By Galois theory you should know the lattice of inter-fields between Q and
K is isomorphic to the lattice subgroup of the group \mathbb S_3
of the permutations on 3 elements.

Now this lattice as a unique subgroup on 3 elements and 3 distinct subgroups of 2 elements. Choose two distinct of these and call them G_1, G_2.
Let's call e the trivial subgroup (just one element: the identity permutation).

Call \prime the Galois corrispondence and you have the fields

K = e \prime
E = G_1 \prime
F = G_2\prime
and E \cap F = (G_1\cdot G_2)\prime = \mathbb S_3\prime = \mathbb Q.
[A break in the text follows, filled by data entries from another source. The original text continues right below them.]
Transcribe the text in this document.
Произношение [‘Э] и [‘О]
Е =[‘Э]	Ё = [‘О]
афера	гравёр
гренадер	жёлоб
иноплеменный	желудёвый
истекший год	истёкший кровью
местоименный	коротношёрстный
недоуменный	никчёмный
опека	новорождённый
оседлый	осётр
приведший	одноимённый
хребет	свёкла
You have [K:E] = [G_1:e] = 2 and K/E is a quadratic extension
You have [K:F] = [G_2:e] = 2 and K/F is a finite extension
You have F\cdot E = (G_2 \cap G_3)\prime = e\prime = K
You have [F:E\capF] = [\mathbb S_3:G_2] = 3 \not = 2.

 

[minibear]

Thank you so much!

 

[Take_it_Easy]

You are WELCOME!

Well I also noticed I made a 'print' mistake...

in the last row

I wrote [F:E] instead of
[F: F \cap E]

but I guess you noticed the mistake and you got the right meaning.

See you next time!